Matching a string against a set of regular expressions
In case we want to match a string against a set of regular expressions, iocaine’s scripting engines have us covered too. Why match against a set of regexes? Because that allows overlapping matches, and in general, allows for simpler regexes and better organization. The matching is still done in a single pass.
Matching an IP address against a set of network prefixes
If one wants to check whether the requesting IP address is part of a larger network, the engines provide a way to easily do so: network prefixes in CIDR notation can be collected into network sets, and the value of the X-Forwarded-For header can be checked against these sets, efficiently. The network prefixes given in CIDR notation are compiled into an efficient representation behind the scenes, so at decision time, the task at hand will not be much more complicated than comparing a handful of numbers.

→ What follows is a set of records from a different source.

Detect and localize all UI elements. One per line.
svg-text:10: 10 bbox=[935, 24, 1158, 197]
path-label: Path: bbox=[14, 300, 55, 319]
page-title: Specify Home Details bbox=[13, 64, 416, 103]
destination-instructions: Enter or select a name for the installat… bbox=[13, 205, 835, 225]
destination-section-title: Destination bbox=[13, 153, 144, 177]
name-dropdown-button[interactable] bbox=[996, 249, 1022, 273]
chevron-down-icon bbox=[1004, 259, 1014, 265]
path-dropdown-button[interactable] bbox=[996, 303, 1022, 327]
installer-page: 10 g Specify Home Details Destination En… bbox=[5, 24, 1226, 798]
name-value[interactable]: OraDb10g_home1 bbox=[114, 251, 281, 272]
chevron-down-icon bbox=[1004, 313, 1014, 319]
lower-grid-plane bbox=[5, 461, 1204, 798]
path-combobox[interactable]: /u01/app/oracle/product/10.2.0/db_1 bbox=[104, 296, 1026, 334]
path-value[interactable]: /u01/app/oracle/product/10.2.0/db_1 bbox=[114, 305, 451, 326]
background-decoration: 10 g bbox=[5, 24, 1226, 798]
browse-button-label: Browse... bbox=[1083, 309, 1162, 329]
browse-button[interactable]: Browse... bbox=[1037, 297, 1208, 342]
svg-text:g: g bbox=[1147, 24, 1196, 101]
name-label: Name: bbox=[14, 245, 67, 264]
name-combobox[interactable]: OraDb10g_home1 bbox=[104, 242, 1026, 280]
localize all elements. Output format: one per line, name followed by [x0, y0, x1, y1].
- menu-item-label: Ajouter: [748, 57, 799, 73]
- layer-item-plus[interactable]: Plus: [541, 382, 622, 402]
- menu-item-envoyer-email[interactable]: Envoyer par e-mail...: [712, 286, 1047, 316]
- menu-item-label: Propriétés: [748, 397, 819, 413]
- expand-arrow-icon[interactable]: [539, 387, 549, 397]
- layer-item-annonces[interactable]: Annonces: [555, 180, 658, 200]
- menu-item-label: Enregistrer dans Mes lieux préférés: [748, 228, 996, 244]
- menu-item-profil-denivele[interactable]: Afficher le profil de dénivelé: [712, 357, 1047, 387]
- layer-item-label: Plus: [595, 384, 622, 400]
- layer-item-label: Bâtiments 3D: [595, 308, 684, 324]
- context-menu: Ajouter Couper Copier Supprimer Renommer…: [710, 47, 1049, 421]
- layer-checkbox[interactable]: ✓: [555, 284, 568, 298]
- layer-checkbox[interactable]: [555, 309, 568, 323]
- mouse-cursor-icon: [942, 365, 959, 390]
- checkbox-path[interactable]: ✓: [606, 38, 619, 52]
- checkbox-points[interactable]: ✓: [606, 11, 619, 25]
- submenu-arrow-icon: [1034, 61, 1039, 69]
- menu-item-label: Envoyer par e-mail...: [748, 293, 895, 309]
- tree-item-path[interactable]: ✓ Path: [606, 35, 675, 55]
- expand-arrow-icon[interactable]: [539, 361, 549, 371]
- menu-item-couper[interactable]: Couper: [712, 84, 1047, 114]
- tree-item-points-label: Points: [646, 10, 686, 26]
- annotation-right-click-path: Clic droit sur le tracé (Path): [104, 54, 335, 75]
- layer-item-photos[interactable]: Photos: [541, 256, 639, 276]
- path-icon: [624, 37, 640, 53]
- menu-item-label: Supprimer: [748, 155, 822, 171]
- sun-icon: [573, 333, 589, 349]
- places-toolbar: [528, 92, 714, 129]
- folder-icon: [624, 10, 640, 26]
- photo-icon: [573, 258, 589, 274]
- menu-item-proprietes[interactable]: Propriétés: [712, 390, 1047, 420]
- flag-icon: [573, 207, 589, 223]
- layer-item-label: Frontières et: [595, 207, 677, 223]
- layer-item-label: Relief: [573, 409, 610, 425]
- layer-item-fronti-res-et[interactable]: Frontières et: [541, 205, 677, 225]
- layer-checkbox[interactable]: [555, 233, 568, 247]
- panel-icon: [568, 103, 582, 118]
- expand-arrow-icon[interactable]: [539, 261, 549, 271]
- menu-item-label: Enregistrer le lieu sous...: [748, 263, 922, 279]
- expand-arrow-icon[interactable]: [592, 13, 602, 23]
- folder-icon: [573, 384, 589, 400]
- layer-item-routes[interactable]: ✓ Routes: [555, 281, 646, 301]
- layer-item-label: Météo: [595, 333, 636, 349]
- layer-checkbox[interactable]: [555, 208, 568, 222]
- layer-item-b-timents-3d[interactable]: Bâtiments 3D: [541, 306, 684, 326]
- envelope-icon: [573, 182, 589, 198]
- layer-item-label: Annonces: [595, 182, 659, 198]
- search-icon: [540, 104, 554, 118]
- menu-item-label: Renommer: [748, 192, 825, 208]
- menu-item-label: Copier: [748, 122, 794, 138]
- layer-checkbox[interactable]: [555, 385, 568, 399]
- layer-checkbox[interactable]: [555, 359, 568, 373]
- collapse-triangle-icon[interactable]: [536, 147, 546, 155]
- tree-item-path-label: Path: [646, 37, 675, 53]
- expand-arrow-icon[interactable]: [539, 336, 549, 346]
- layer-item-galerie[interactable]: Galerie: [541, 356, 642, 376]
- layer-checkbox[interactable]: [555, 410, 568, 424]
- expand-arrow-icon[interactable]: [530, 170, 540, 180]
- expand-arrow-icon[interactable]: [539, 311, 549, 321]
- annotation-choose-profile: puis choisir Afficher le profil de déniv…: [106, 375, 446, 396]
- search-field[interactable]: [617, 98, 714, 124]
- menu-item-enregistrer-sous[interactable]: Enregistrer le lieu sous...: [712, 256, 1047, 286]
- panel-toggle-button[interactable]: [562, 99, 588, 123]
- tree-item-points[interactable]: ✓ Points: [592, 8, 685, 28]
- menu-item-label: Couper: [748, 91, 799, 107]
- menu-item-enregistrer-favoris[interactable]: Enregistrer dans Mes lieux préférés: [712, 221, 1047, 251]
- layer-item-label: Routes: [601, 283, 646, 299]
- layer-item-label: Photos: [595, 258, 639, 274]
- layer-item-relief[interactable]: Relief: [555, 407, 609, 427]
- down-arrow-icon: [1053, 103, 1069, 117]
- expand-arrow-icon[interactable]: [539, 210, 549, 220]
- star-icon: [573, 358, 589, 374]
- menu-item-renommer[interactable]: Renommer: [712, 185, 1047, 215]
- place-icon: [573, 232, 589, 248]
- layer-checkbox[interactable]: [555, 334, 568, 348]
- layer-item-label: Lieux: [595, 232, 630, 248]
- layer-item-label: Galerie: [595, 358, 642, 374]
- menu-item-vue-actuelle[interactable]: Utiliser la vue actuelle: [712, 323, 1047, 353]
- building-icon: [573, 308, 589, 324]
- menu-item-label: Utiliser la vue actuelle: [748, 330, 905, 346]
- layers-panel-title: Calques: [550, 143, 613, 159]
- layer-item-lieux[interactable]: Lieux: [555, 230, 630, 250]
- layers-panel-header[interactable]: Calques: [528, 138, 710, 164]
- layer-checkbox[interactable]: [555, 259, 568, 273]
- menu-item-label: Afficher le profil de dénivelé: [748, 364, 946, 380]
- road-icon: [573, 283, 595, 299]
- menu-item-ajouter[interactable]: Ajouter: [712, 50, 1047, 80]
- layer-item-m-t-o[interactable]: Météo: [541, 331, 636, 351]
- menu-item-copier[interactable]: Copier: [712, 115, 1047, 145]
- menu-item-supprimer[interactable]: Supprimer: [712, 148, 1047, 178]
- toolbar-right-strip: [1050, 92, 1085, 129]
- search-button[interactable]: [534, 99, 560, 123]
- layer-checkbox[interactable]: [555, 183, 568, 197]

Why network sets, not just singular networks? Because that lets us collect entire ASNs into a single set. Yes, you can pre-compile entire ASN->Prefix lists within the request handler, and while the startup time might be considerably slower, once that’s done, the decision making is barely affected. With this, you do not need an external service to provide ASN and GeoIP lookups - you can encode both into a request handler.
Working with Sec-CH-UA headers
Chrome and Chrome-derived browsers (with few exceptions) have implemented User-Agent Client Hints for a number of years now. In particular interest to us is the Sec-CH-UA header, which - when sent - contains identifiers about the browser. This can be very useful in deciding whether a browser that says is a Chrome-derivative, really is one. If they don’t send an appropriate Sec-CH-UA header, chances are, they aren’t really a human-controlled browser.
To make this simpler, and more reliable, each engine provides a way to check whether a particular named item is listed in the Sec-CH-UA header. There is no built-in mechanism to extract the associated value yet, though.
Metrics
Each engine grants access to a metric (iocaine_request_handler_hits{id="..."}), which the script can use to increase it, with a value of its choosing for the id label. This makes it possible to set up things like increasing a metric each time a particular ruleset in the request handler is hit.
Logging
All engines provide helpers to construct log messages in JSON format, written to iocaine’s standard output, in a format compatible with VictoriaLogs. Languages that have a built-in print or similar function are free to output in whatever other format they’d like.
JSON parsing
Every engine provides a way to load JSON files, and process its contents in a limited way. The main use-case here is loading the robots.json file of the ai.robots.txt project, and extracting the keys (the robot identifiers).
Testing
Every engine has built-in support for running tests embedded in the request handler script. This can be used to verify that the ruleset works as expected, prior to deploying it. Use the iocaine test command to run them.
How tests are implemented is - like everything else - language specific. But each engine supports them fully.